Multi-Cloud Arbitrage
GPU availability and pricing vary significantly across cloud providers. AWS, GCP, and Azure don't always have the same instance types available in the same regions at the same prices. Add CoreWeave, Lambda Labs, and Vast.ai into the mix and the variance becomes dramatic.
Spot pricing on a single day (typical ranges):
- A100 80GB: $1.05-$1.80/hr depending on cloud and region
- H100 80GB: $2.50-$5.00/hr on spot
- A10G (AWS): $0.65-$0.90/hr
For non-latency-sensitive batch workloads, running jobs wherever GPU spot capacity is cheapest can reduce training costs by 30-50% compared to committing to a single provider.
CAST AI supports multi-cloud GPU optimization for Kubernetes workloads. Kubecost provides the visibility layer — GPU cost allocation by namespace, job, and team — that makes cross-cloud comparison possible.
Real Cost Breakdowns
Let me make this concrete. Here's a training run comparison for a realistic workload: fine-tuning a 7B parameter language model for a custom task over a weekend.
Assumptions: 48-hour training run, 8 GPUs required for reasonable training time.

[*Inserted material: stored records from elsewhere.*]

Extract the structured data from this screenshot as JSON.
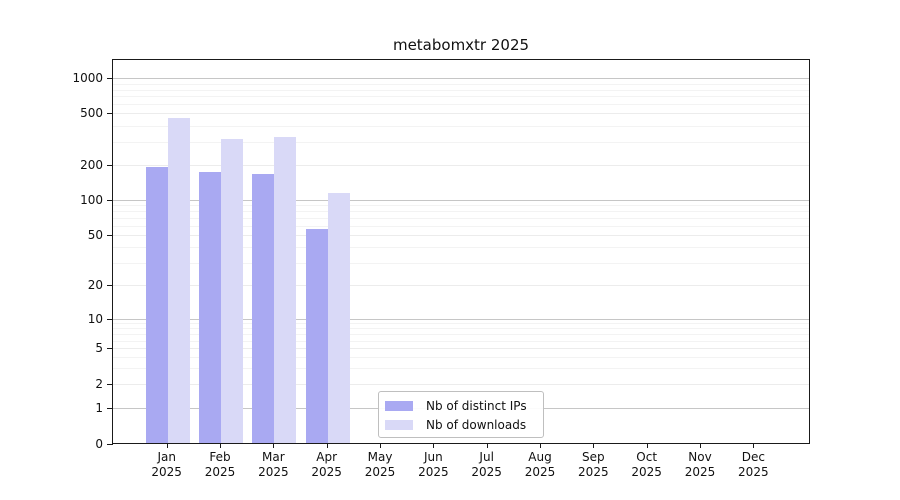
{
  "title": "metabomxtr 2025",
  "chart_data": {
    "type": "bar",
    "title": "metabomxtr 2025",
    "categories": [
      "Jan",
      "Feb",
      "Mar",
      "Apr",
      "May",
      "Jun",
      "Jul",
      "Aug",
      "Sep",
      "Oct",
      "Nov",
      "Dec"
    ],
    "year": "2025",
    "series": [
      {
        "name": "Nb of distinct IPs",
        "color": "#a9a9f2",
        "values": [
          190,
          172,
          165,
          55,
          0,
          0,
          0,
          0,
          0,
          0,
          0,
          0
        ]
      },
      {
        "name": "Nb of downloads",
        "color": "#d9d9f7",
        "values": [
          455,
          310,
          320,
          112,
          0,
          0,
          0,
          0,
          0,
          0,
          0,
          0
        ]
      }
    ],
    "y_ticks": [
      0,
      1,
      2,
      5,
      10,
      20,
      50,
      100,
      200,
      500,
      1000
    ],
    "ylabel": "",
    "xlabel": "",
    "ylim": [
      0,
      1400
    ],
    "y_scale": "log-like (log above 1, linear 0-1)",
    "grid": "horizontal, log minor lines",
    "legend_position": "bottom-center inside plot"
  },
  "colors": {
    "major_gridline": "#c6c6c6",
    "mid_gridline": "#ececec",
    "minor_gridline": "#f3f3f3",
    "axis": "#1a1a1a",
    "text": "#111111",
    "background": "#ffffff"
  }
}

| Scenario | Instance | GPU Cost/hr | Total Cost | Notes |
|---|---|---|---|---|
| On-demand A100 | p4d.24xlarge | $32.77 (8x A100) | $1,573 | Full price, no risk |
| Spot A100 | p4d spot | ~$9.00 (8x A100) | $432 | 72% savings, checkpoint required |
| On-demand L4 | g6.12xlarge | ~$16 (4x L4) | $768 | Slower per GPU, more needed |
| Spot L4 | g6 spot | ~$4.80 | $230 | Cheapest viable option |
| CoreWeave A100 spot | CoreWeave | ~$6.40 | $307 | Alternative cloud, often available |
For a team doing 4 training runs per month, the difference between "default on-demand A100" and "spot-first with L4 for smaller runs" is roughly $4,500-6,000/month. At scale, this adds up fast.
The Cost Optimization Stack
Here's the practical tooling stack for teams serious about GPU cost optimization:
Visibility:
- Kubecost — GPU cost allocation for Kubernetes, breaks down by workload/team/namespace
- CloudWatch/Cloud Monitoring — GPU utilization metrics (must enable explicitly)

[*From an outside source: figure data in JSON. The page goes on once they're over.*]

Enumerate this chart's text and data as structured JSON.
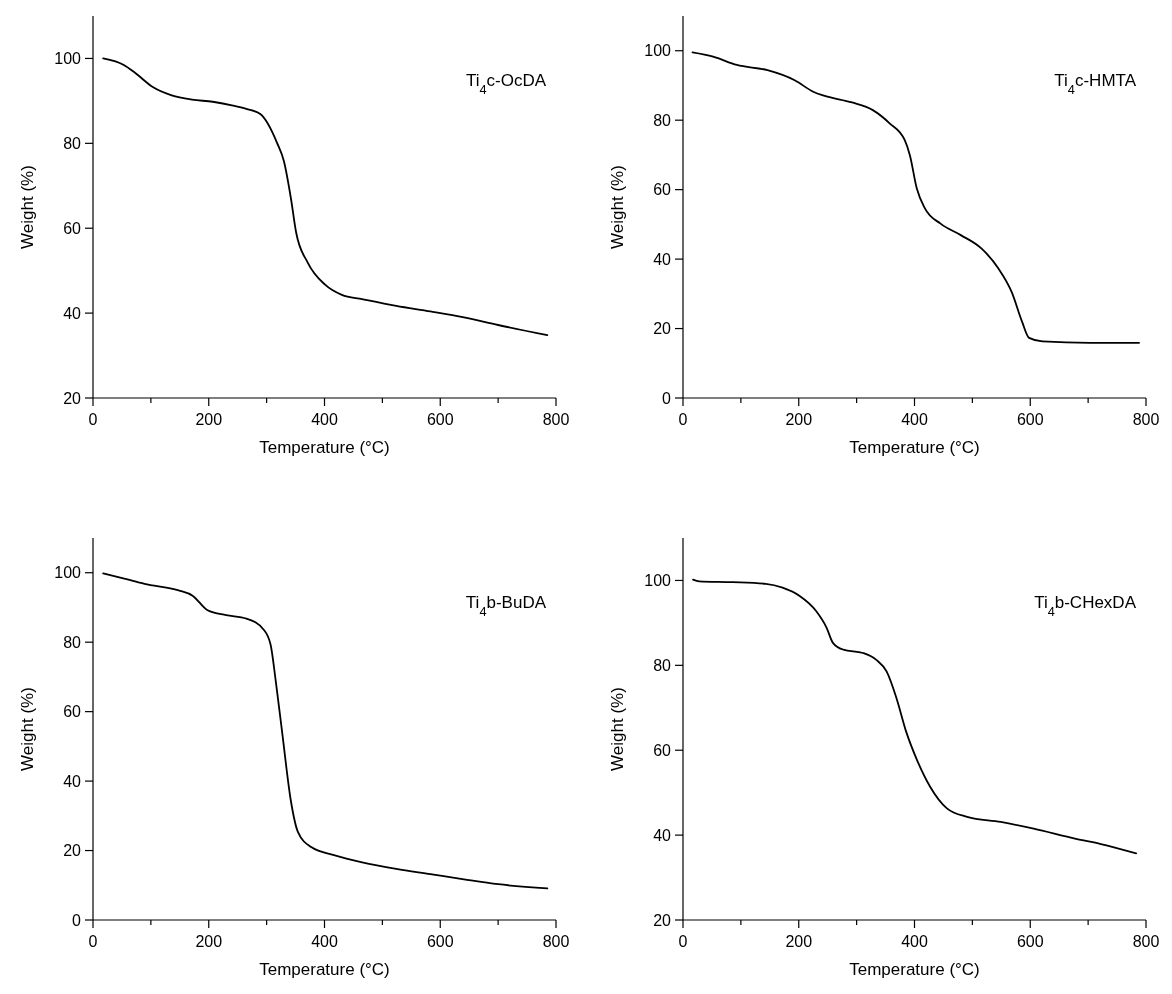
{
  "chart_data": [
    {
      "type": "line",
      "xlabel": "Temperature (°C)",
      "ylabel": "Weight (%)",
      "annotations": [
        "Ti$_{4}$c-OcDA"
      ],
      "xlim": [
        0,
        800
      ],
      "ylim": [
        20,
        110
      ],
      "xticks": [
        0,
        {
          "value": 100,
          "label": null
        },
        200,
        {
          "value": 300,
          "label": null
        },
        400,
        {
          "value": 500,
          "label": null
        },
        600,
        {
          "value": 700,
          "label": null
        },
        800
      ],
      "yticks": [
        20,
        40,
        60,
        80,
        100
      ],
      "series": [
        {
          "color": "#000000",
          "x": [
            17.6,
            54,
            71,
            104,
            136,
            171,
            207,
            242,
            265,
            289,
            318,
            330,
            342,
            351,
            371,
            401,
            430,
            465,
            524,
            583,
            641,
            700,
            785
          ],
          "values": [
            100,
            98.4,
            96.8,
            93.2,
            91.3,
            90.3,
            89.8,
            88.9,
            88.1,
            86.9,
            80.1,
            75.7,
            67,
            59,
            51.9,
            46.7,
            44.3,
            43.3,
            41.7,
            40.4,
            39,
            37.2,
            34.8
          ]
        }
      ]
    },
    {
      "type": "line",
      "xlabel": "Temperature (°C)",
      "ylabel": "Weight (%)",
      "annotations": [
        "Ti$_{4}$c-HMTA"
      ],
      "xlim": [
        0,
        800
      ],
      "ylim": [
        0,
        110
      ],
      "xticks": [
        0,
        {
          "value": 100,
          "label": null
        },
        200,
        {
          "value": 300,
          "label": null
        },
        400,
        {
          "value": 500,
          "label": null
        },
        600,
        {
          "value": 700,
          "label": null
        },
        800
      ],
      "yticks": [
        0,
        20,
        40,
        60,
        80,
        100
      ],
      "series": [
        {
          "color": "#000000",
          "x": [
            16.4,
            52,
            93,
            146,
            193,
            225,
            245,
            292,
            328,
            357,
            383,
            392,
            404,
            418,
            445,
            480,
            516,
            545,
            568,
            586,
            598,
            621,
            703,
            788
          ],
          "values": [
            99.5,
            98.3,
            95.9,
            94.4,
            91.5,
            88.2,
            87,
            85.1,
            82.9,
            79.1,
            74.3,
            69.9,
            60.3,
            54.6,
            50.2,
            46.9,
            43,
            37.3,
            30.5,
            21.9,
            17.3,
            16.3,
            15.9,
            15.9
          ]
        }
      ]
    },
    {
      "type": "line",
      "xlabel": "Temperature (°C)",
      "ylabel": "Weight (%)",
      "annotations": [
        "Ti$_{4}$b-BuDA"
      ],
      "xlim": [
        0,
        800
      ],
      "ylim": [
        0,
        110
      ],
      "xticks": [
        0,
        {
          "value": 100,
          "label": null
        },
        200,
        {
          "value": 300,
          "label": null
        },
        400,
        {
          "value": 500,
          "label": null
        },
        600,
        {
          "value": 700,
          "label": null
        },
        800
      ],
      "yticks": [
        0,
        20,
        40,
        60,
        80,
        100
      ],
      "series": [
        {
          "color": "#000000",
          "x": [
            17.6,
            54,
            89,
            148,
            172,
            198,
            230,
            265,
            295,
            307,
            316,
            327,
            342,
            354,
            377,
            418,
            465,
            524,
            583,
            641,
            700,
            785
          ],
          "values": [
            99.8,
            98.3,
            96.8,
            94.9,
            93.4,
            89.2,
            87.8,
            86.8,
            83.6,
            79.2,
            68.5,
            53.8,
            34.2,
            25.4,
            21,
            18.6,
            16.6,
            14.7,
            13.2,
            11.7,
            10.3,
            9.1
          ]
        }
      ]
    },
    {
      "type": "line",
      "xlabel": "Temperature (°C)",
      "ylabel": "Weight (%)",
      "annotations": [
        "Ti$_{4}$b-CHexDA"
      ],
      "xlim": [
        0,
        800
      ],
      "ylim": [
        20,
        110
      ],
      "xticks": [
        0,
        {
          "value": 100,
          "label": null
        },
        200,
        {
          "value": 300,
          "label": null
        },
        400,
        {
          "value": 500,
          "label": null
        },
        600,
        {
          "value": 700,
          "label": null
        },
        800
      ],
      "yticks": [
        20,
        40,
        60,
        80,
        100
      ],
      "series": [
        {
          "color": "#000000",
          "x": [
            17.4,
            28,
            86,
            143,
            172,
            201,
            230,
            248,
            259,
            277,
            311,
            334,
            352,
            369,
            386,
            404,
            427,
            456,
            491,
            549,
            606,
            679,
            722,
            783
          ],
          "values": [
            100.2,
            99.8,
            99.6,
            99.2,
            98.3,
            96.4,
            92.8,
            88.9,
            85.3,
            83.7,
            82.9,
            81.3,
            78.5,
            72.2,
            64.2,
            57.8,
            51.4,
            46.3,
            44.3,
            43.1,
            41.5,
            39.1,
            37.9,
            35.7
          ]
        }
      ]
    }
  ]
}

- Weights & Biases or MLflow — Training run costs tracked alongside model metrics
Infrastructure optimization:
- CAST AI — Automated spot instance management and right-sizing for Kubernetes
- Spot.io — Spot fleet management with sophisticated diversification and fallback
- SageMaker Managed Spot Training — If you're AWS-native, this handles most of the spot complexity for training jobs
Model optimization:
- bitsandbytes — Drop-in quantization
- TensorRT — Production inference optimization (NVIDIA)
- vLLM — High-throughput LLM serving
Implementation Priority
If you're starting from scratch on GPU cost optimization, here's the sequence that delivers the fastest ROI:
- Week 1: Enable GPU utilization metrics and pull a week of data. Identify idle instances and instances with <30% average utilization.
- Week 2: Implement auto-shutdown for development/experimentation instances outside business hours. This alone often saves 30-40% of dev GPU spend.
- Week 3: Add spot instances for any batch training jobs. Start with checkpoint-enabled jobs where spot is low-risk.
- Month 2: Evaluate quantization for inference workloads. Run your inference workload on an L4 and compare quality vs. current setup.
- Month 3: Implement proper GPU cost allocation across teams. If engineers can see what their experiments cost, spending patterns change.
The goal isn't to cut GPU access — it's to make sure every GPU-hour spent is contributing to useful output. Most teams that do this work find they can run more experiments, not fewer, at the same or lower total cost.
Your AI ambitions don't have to break the budget. They just have to meet it honestly.